A tense standoff over Hungary’s continued imports of Russian oil could be resolved by simply rebranding the barrels, Budapest said Thursday, imploring Ukraine to endorse the solution.
Gergely Gulyás, who serves as a minister in Prime Minister Viktor Orbán’s private office, claimed that crude shipped by Russian firm Lukoil via Ukraine could be officially sold to Hungarian energy giant MOL before it crosses the border.
The swap would allow the oil to evade Kyiv’s new sanctions, which bar Lukoil products from transiting across Ukraine. The penalties have instigated a diplomatic rift with Hungary and Slovakia, which still import Russian oil shipped through Ukraine. Both countries were granted a temporary exemption to the bloc-wide embargo on Russian oil pipeline imports, but have continued to buy Moscow’s fossil fuels.
Hungary last month called on the EU to force Ukraine to back down over the sanctions, which it claims amount to energy blackmail.
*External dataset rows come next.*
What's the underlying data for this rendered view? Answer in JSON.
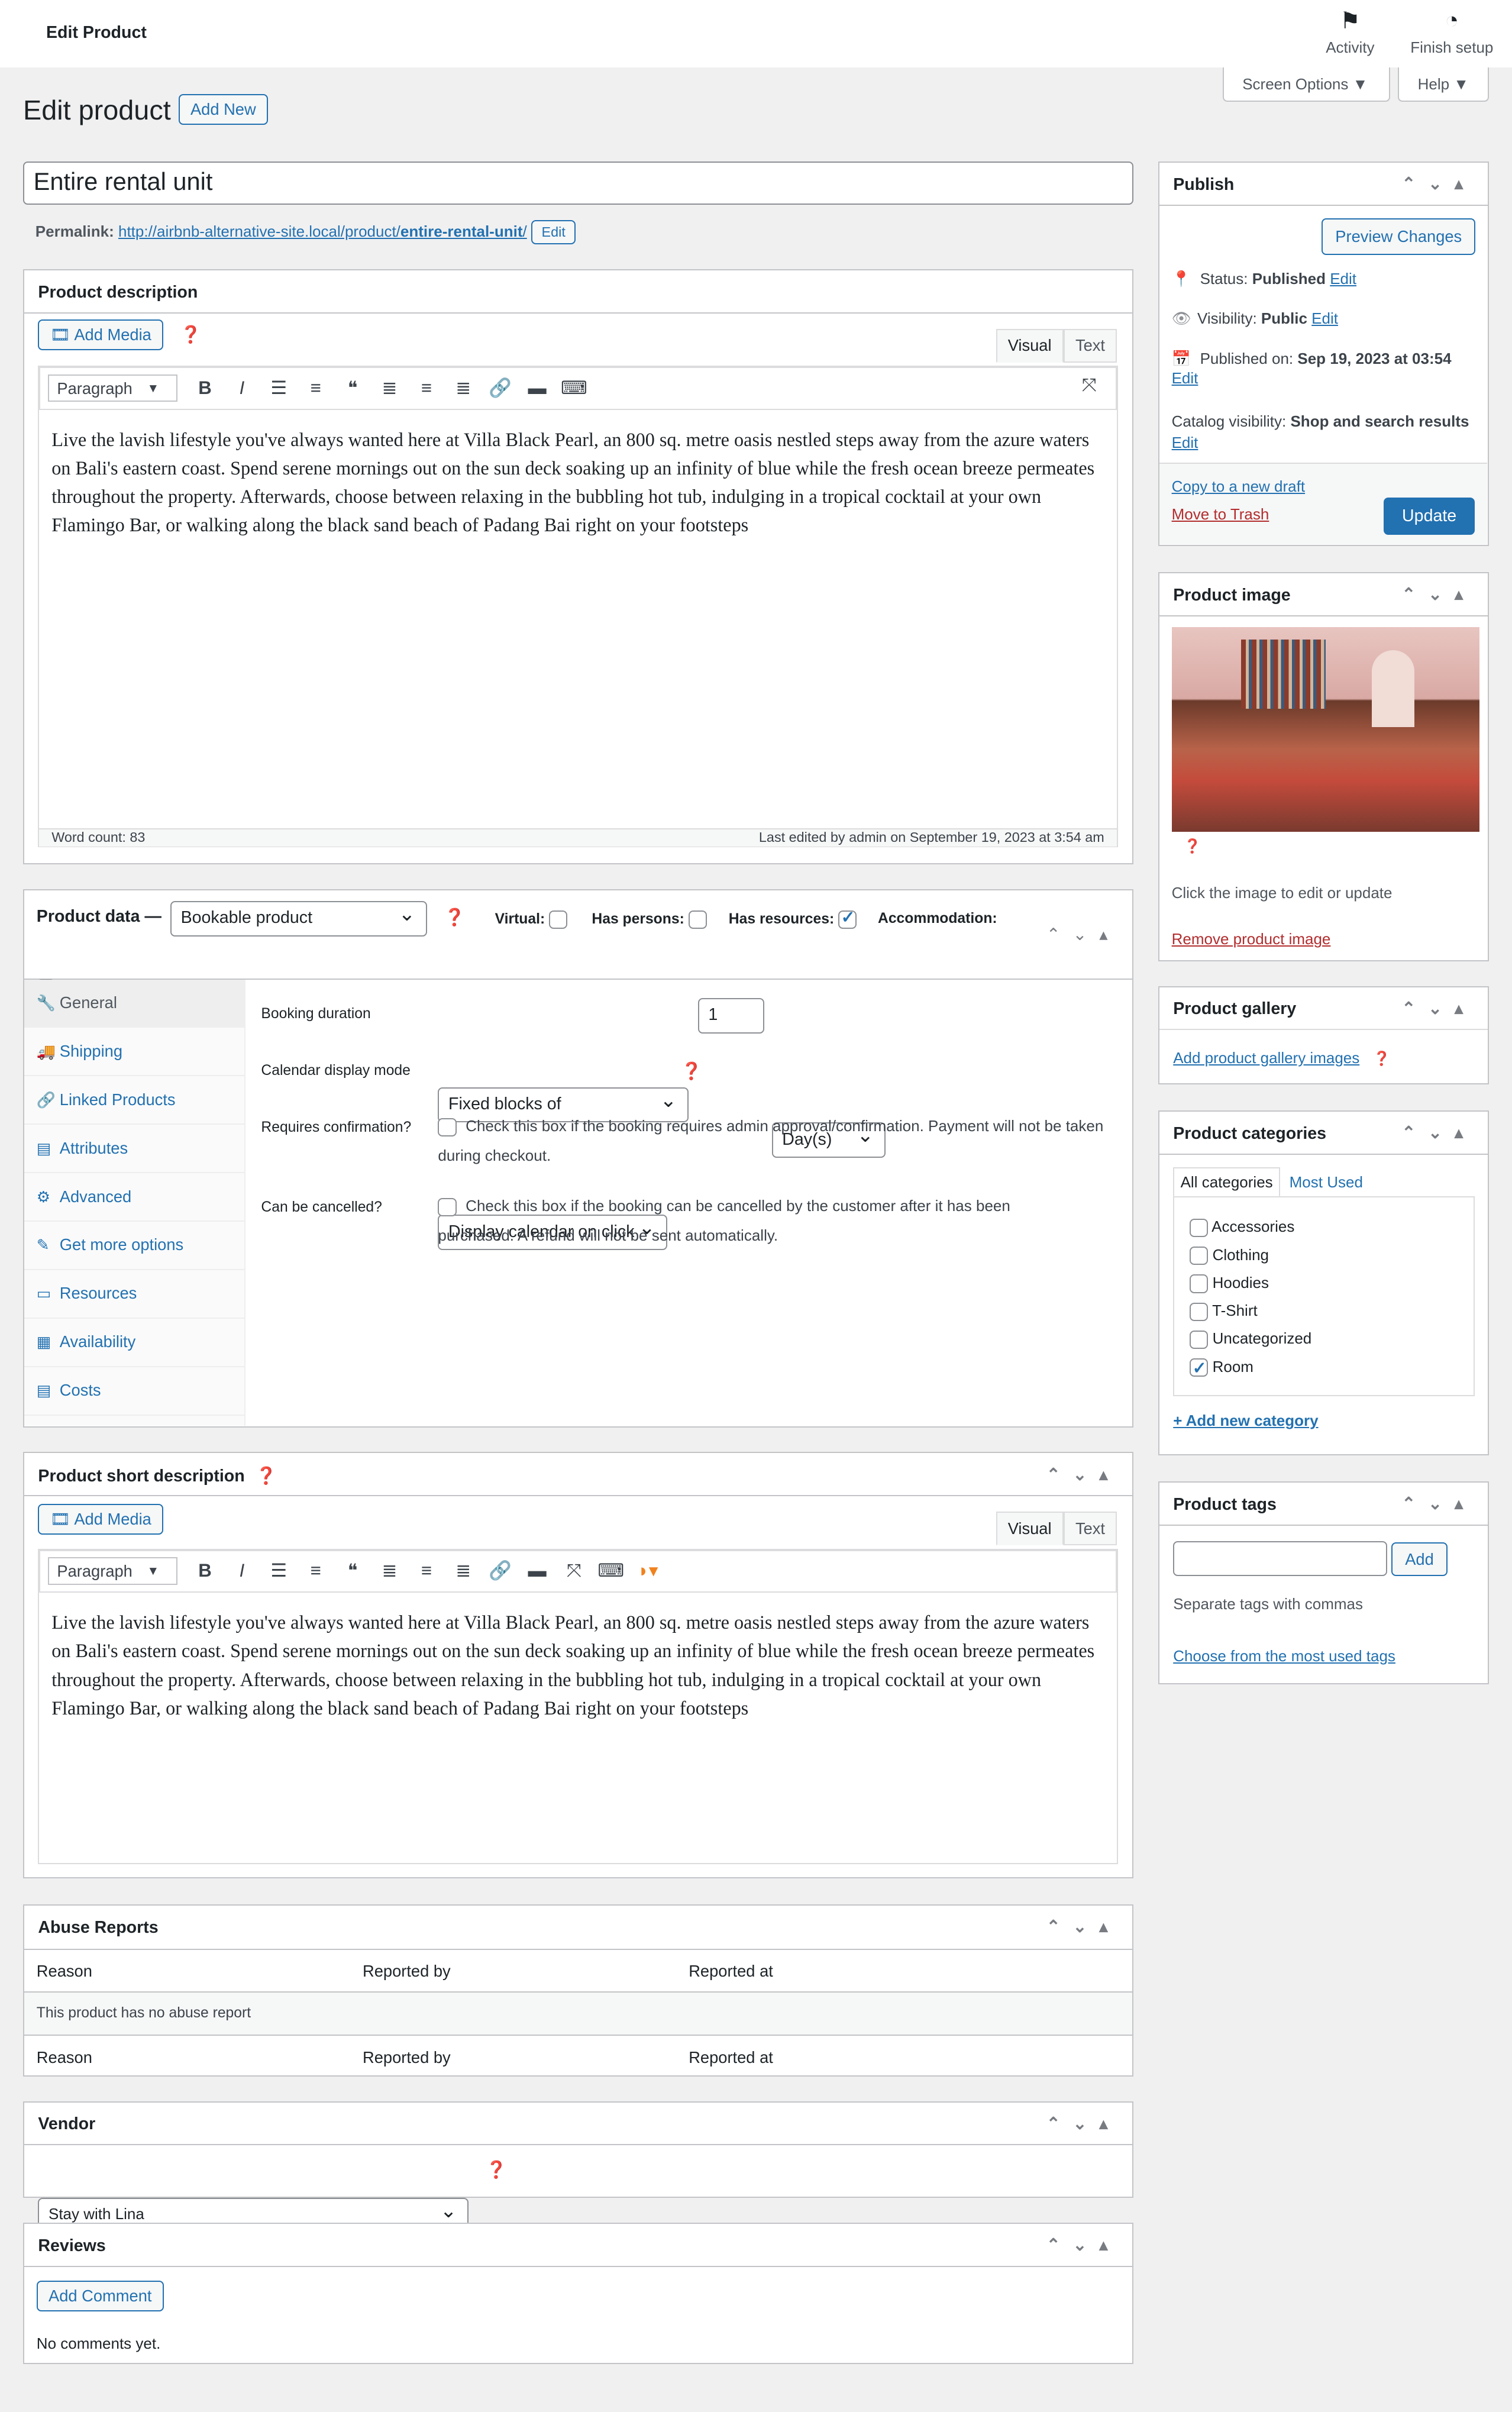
{
  "topbar": {
    "title": "Edit Product",
    "activity": "Activity",
    "finish_setup": "Finish setup",
    "activity_icon": "flag-icon",
    "finish_icon": "progress-circle-icon"
  },
  "screen_options": "Screen Options ▼",
  "help": "Help ▼",
  "heading": {
    "title": "Edit product",
    "add_new": "Add New"
  },
  "post_title": "Entire rental unit",
  "permalink": {
    "label": "Permalink:",
    "url_base": "http://airbnb-alternative-site.local/product/",
    "slug": "entire-rental-unit",
    "suffix": "/",
    "edit": "Edit"
  },
  "description": {
    "title": "Product description",
    "add_media": "Add Media",
    "tab_visual": "Visual",
    "tab_text": "Text",
    "format": "Paragraph",
    "content": "Live the lavish lifestyle you've always wanted here at Villa Black Pearl, an 800 sq. metre oasis nestled steps away from the azure waters on Bali's eastern coast. Spend serene mornings out on the sun deck soaking up an infinity of blue while the fresh ocean breeze permeates throughout the property. Afterwards, choose between relaxing in the bubbling hot tub, indulging in a tropical cocktail at your own Flamingo Bar, or walking along the black sand beach of Padang Bai right on your footsteps",
    "word_count": "Word count: 83",
    "last_edited": "Last edited by admin on September 19, 2023 at 3:54 am"
  },
  "product_data": {
    "label": "Product data —",
    "type": "Bookable product",
    "virtual": "Virtual:",
    "has_persons": "Has persons:",
    "has_resources": "Has resources:",
    "accommodation": "Accommodation:",
    "virtual_checked": false,
    "has_persons_checked": false,
    "has_resources_checked": true,
    "accommodation_checked": false,
    "tabs": [
      {
        "label": "General",
        "icon": "wrench-icon"
      },
      {
        "label": "Shipping",
        "icon": "truck-icon"
      },
      {
        "label": "Linked Products",
        "icon": "link-icon"
      },
      {
        "label": "Attributes",
        "icon": "list-icon"
      },
      {
        "label": "Advanced",
        "icon": "gear-icon"
      },
      {
        "label": "Get more options",
        "icon": "plugin-icon"
      },
      {
        "label": "Resources",
        "icon": "resource-icon"
      },
      {
        "label": "Availability",
        "icon": "calendar-icon"
      },
      {
        "label": "Costs",
        "icon": "costs-icon"
      }
    ],
    "booking_duration_label": "Booking duration",
    "duration_type": "Fixed blocks of",
    "duration_value": "1",
    "duration_unit": "Day(s)",
    "calendar_label": "Calendar display mode",
    "calendar_value": "Display calendar on click",
    "confirm_label": "Requires confirmation?",
    "confirm_text": "Check this box if the booking requires admin approval/confirmation. Payment will not be taken during checkout.",
    "cancel_label": "Can be cancelled?",
    "cancel_text": "Check this box if the booking can be cancelled by the customer after it has been purchased. A refund will not be sent automatically."
  },
  "short_description": {
    "title": "Product short description",
    "add_media": "Add Media",
    "tab_visual": "Visual",
    "tab_text": "Text",
    "format": "Paragraph",
    "content": "Live the lavish lifestyle you've always wanted here at Villa Black Pearl, an 800 sq. metre oasis nestled steps away from the azure waters on Bali's eastern coast. Spend serene mornings out on the sun deck soaking up an infinity of blue while the fresh ocean breeze permeates throughout the property. Afterwards, choose between relaxing in the bubbling hot tub, indulging in a tropical cocktail at your own Flamingo Bar, or walking along the black sand beach of Padang Bai right on your footsteps"
  },
  "abuse": {
    "title": "Abuse Reports",
    "cols": [
      "Reason",
      "Reported by",
      "Reported at"
    ],
    "empty": "This product has no abuse report"
  },
  "vendor": {
    "title": "Vendor",
    "value": "Stay with Lina"
  },
  "reviews": {
    "title": "Reviews",
    "add_comment": "Add Comment",
    "empty": "No comments yet."
  },
  "publish": {
    "title": "Publish",
    "preview": "Preview Changes",
    "status_label": "Status:",
    "status": "Published",
    "visibility_label": "Visibility:",
    "visibility": "Public",
    "published_label": "Published on:",
    "published": "Sep 19, 2023 at 03:54",
    "catalog_label": "Catalog visibility:",
    "catalog": "Shop and search results",
    "edit": "Edit",
    "copy": "Copy to a new draft",
    "trash": "Move to Trash",
    "update": "Update"
  },
  "product_image": {
    "title": "Product image",
    "hint": "Click the image to edit or update",
    "remove": "Remove product image"
  },
  "gallery": {
    "title": "Product gallery",
    "add": "Add product gallery images"
  },
  "categories": {
    "title": "Product categories",
    "tab_all": "All categories",
    "tab_most": "Most Used",
    "items": [
      {
        "label": "Accessories",
        "checked": false
      },
      {
        "label": "Clothing",
        "checked": false
      },
      {
        "label": "Hoodies",
        "checked": false
      },
      {
        "label": "T-Shirt",
        "checked": false
      },
      {
        "label": "Uncategorized",
        "checked": false
      },
      {
        "label": "Room",
        "checked": true
      }
    ],
    "add": "+ Add new category"
  },
  "tags": {
    "title": "Product tags",
    "add": "Add",
    "hint": "Separate tags with commas",
    "choose": "Choose from the most used tags"
  },
  "colors": {
    "accent": "#2271b1",
    "danger": "#b32d2e",
    "background": "#f0f0f1"
  }
}
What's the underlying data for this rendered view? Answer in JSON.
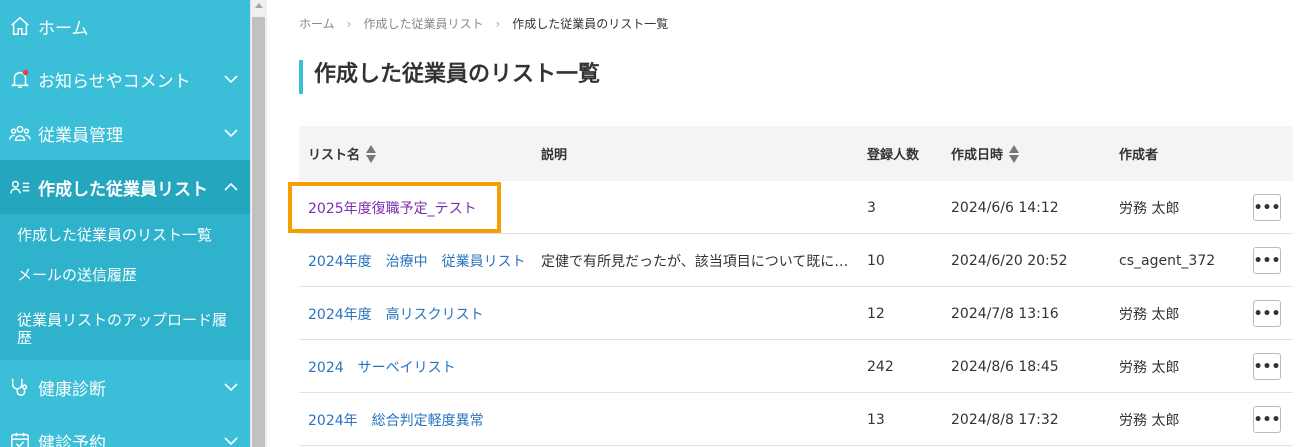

The EU, however, declined to engage, indicating there were several options to ensure oil would still flow.
Now Gulyás is calling on Kyiv to approve a new plan that would see Lukoil’s products simply traded to another company at the border before going through Ukraine.
“As soon as we can sign the contracts with the Ukrainian side, they will enter into force,” he said. The arrangement would mean paying an additional $1.50 per barrel to secure transit outside of previous agreements.
Responding to a question from POLITICO, Ukraine’s energy minister, German Galushchenko, declined to commit to supporting the plan but said Kyiv would “see whether we would get some requests for negotiation from the Hungarians.”
The proposal is not entirely new, and may already informally be in use, experts claim.
“MOL proposed this on the first day of the crisis,” said Martin Vladimirov, director of the energy and climate program at the Center for the Study of Democracy. According to Vladimirov, the proposal will prove difficult for Kyiv to reject as long as other suppliers of Russian oil can move their products through the country.
“Druzhba exports almost doubled in July, despite Ukraine blocking Lukoil crude shipments to Hungary and Slovakia,” he added, referring to the oil pipeline that crosses Ukraine and downplaying the risks of shortages.
Calls from Hungary and neighboring Slovakia for Brussels to step in have fallen on deaf ears, with other EU countries questioning Orbán’s decision to strengthen economic ties with Russia while they raced to find alternative energy suppliers. Hungarian imports of oil via the Druzhba pipeline have risen 50 percent since 2021.
Ukraine imposed the restrictions on Lukoil in June in a bid to squeeze the funds filling Russia’s war chest. Budapest’s Foreign Minister Péter Szijjártó has insisted his country will veto EU military aid to Ukraine until the embargo is lifted.
Analysts say that a swap between energy companies or a change to contractual arrangements would be one way to ensure deliveries are resumed, but that it would still ultimately benefit both Lukoil and the Russian economy.